Volume: 17  Number: 3  Page: 192–207

Student Writing as 'Academic Literacies': Drawing on Bakhtin to Move from Critique to Design
Theresa Lillis

A body of research has recently emerged in the UK which adopts an 'academic literacies' stance towards student writing. An 'academic literacies' stance conceptualises student writing as a socially situated discourse practice which is ideologically inscribed (Jones et al., 1999; Lea & Street, 1998). Whilst powerful as an oppositional frame, that is as a critique of current conceptualisations and practices surrounding student writing, academic literacies has yet to be developed as a design frame (Kress, 1998, 2000) which can actively contribute to student writing pedagogy as both theory and practice.
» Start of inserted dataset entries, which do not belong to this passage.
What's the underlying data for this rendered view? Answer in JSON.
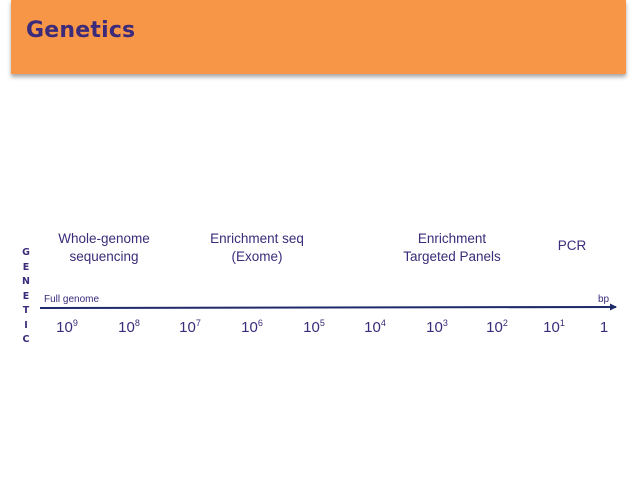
{
  "header": {
    "title": "Genetics",
    "banner_color": "#f79646",
    "title_color": "#3b2b7a"
  },
  "side_label": [
    "G",
    "E",
    "N",
    "E",
    "T",
    "I",
    "C"
  ],
  "categories": [
    {
      "label": "Whole-genome\nsequencing"
    },
    {
      "label": "Enrichment seq\n(Exome)"
    },
    {
      "label": "Enrichment\nTargeted Panels"
    },
    {
      "label": "PCR"
    }
  ],
  "axis": {
    "start_label": "Full genome",
    "end_label": "bp",
    "ticks": [
      {
        "base": "10",
        "exp": "9"
      },
      {
        "base": "10",
        "exp": "8"
      },
      {
        "base": "10",
        "exp": "7"
      },
      {
        "base": "10",
        "exp": "6"
      },
      {
        "base": "10",
        "exp": "5"
      },
      {
        "base": "10",
        "exp": "4"
      },
      {
        "base": "10",
        "exp": "3"
      },
      {
        "base": "10",
        "exp": "2"
      },
      {
        "base": "10",
        "exp": "1"
      },
      {
        "base": "1",
        "exp": ""
      }
    ]
  }
}
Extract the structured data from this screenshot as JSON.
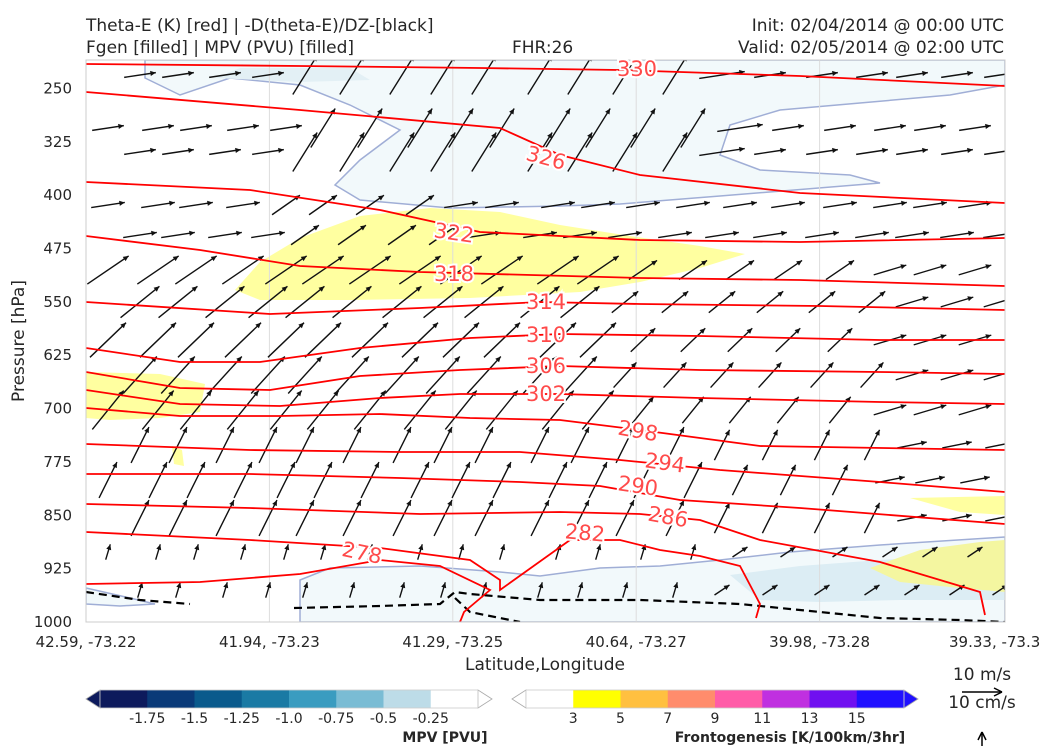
{
  "header": {
    "title_left_1": "Theta-E (K) [red] | -D(theta-E)/DZ-[black]",
    "title_left_2": "Fgen [filled] | MPV (PVU) [filled]",
    "fhr": "FHR:26",
    "init": "Init: 02/04/2014 @ 00:00 UTC",
    "valid": "Valid: 02/05/2014 @ 02:00 UTC"
  },
  "chart_data": {
    "type": "cross-section",
    "xlabel": "Latitude,Longitude",
    "ylabel": "Pressure [hPa]",
    "ylim": [
      1000,
      210
    ],
    "x_ticks": [
      "42.59, -73.22",
      "41.94, -73.23",
      "41.29, -73.25",
      "40.64, -73.27",
      "39.98, -73.28",
      "39.33, -73.3"
    ],
    "y_ticks": [
      250,
      325,
      400,
      475,
      550,
      625,
      700,
      775,
      850,
      925,
      1000
    ],
    "theta_e_contours": [
      {
        "value": 330,
        "label": "330"
      },
      {
        "value": 326,
        "label": "326"
      },
      {
        "value": 322,
        "label": "322"
      },
      {
        "value": 318,
        "label": "318"
      },
      {
        "value": 314,
        "label": "314"
      },
      {
        "value": 310,
        "label": "310"
      },
      {
        "value": 306,
        "label": "306"
      },
      {
        "value": 302,
        "label": "302"
      },
      {
        "value": 298,
        "label": "298"
      },
      {
        "value": 294,
        "label": "294"
      },
      {
        "value": 290,
        "label": "290"
      },
      {
        "value": 286,
        "label": "286"
      },
      {
        "value": 282,
        "label": "282"
      },
      {
        "value": 278,
        "label": "278"
      }
    ],
    "wind_reference": {
      "horizontal": "10 m/s",
      "vertical": "10 cm/s"
    },
    "colorbars": [
      {
        "name": "MPV [PVU]",
        "ticks": [
          "-1.75",
          "-1.5",
          "-1.25",
          "-1.0",
          "-0.75",
          "-0.5",
          "-0.25"
        ],
        "colors": [
          "#0d1a5c",
          "#0a3a78",
          "#0a5a8c",
          "#1a7aa4",
          "#3a9cc0",
          "#7abcd4",
          "#bddce8",
          "#ffffff"
        ]
      },
      {
        "name": "Frontogenesis [K/100km/3hr]",
        "ticks": [
          "3",
          "5",
          "7",
          "9",
          "11",
          "13",
          "15"
        ],
        "colors": [
          "#ffffff",
          "#ffff00",
          "#ffc040",
          "#ff8c6c",
          "#ff5ca8",
          "#c030e0",
          "#7010f0",
          "#2010ff"
        ]
      }
    ],
    "colors": {
      "theta_e": "#ff0000",
      "stability": "#000000",
      "contour_label": "#ff4a4a"
    }
  }
}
My aim in this paper is to work towards opening up a design space built on academic literacies critique. To do so, I draw on Bakhtin's work on dialogism (Bakhtin, 1981, 1984) and my research with a group of 'non-traditional' student-writers and their specific experiences of academic writing within a number of academic disciplines (Lillis, 2001). I map out the different levels of dialogism in Bakhtin's work and illustrate the way these are, and are not, enacted currently in student writing pedagogy. I conclude by calling for dialogue, rather than monologue or dialectic, to be at the centre of an academic literacies stance and briefly outline some design implications of a dialogic approach to student writing pedagogy.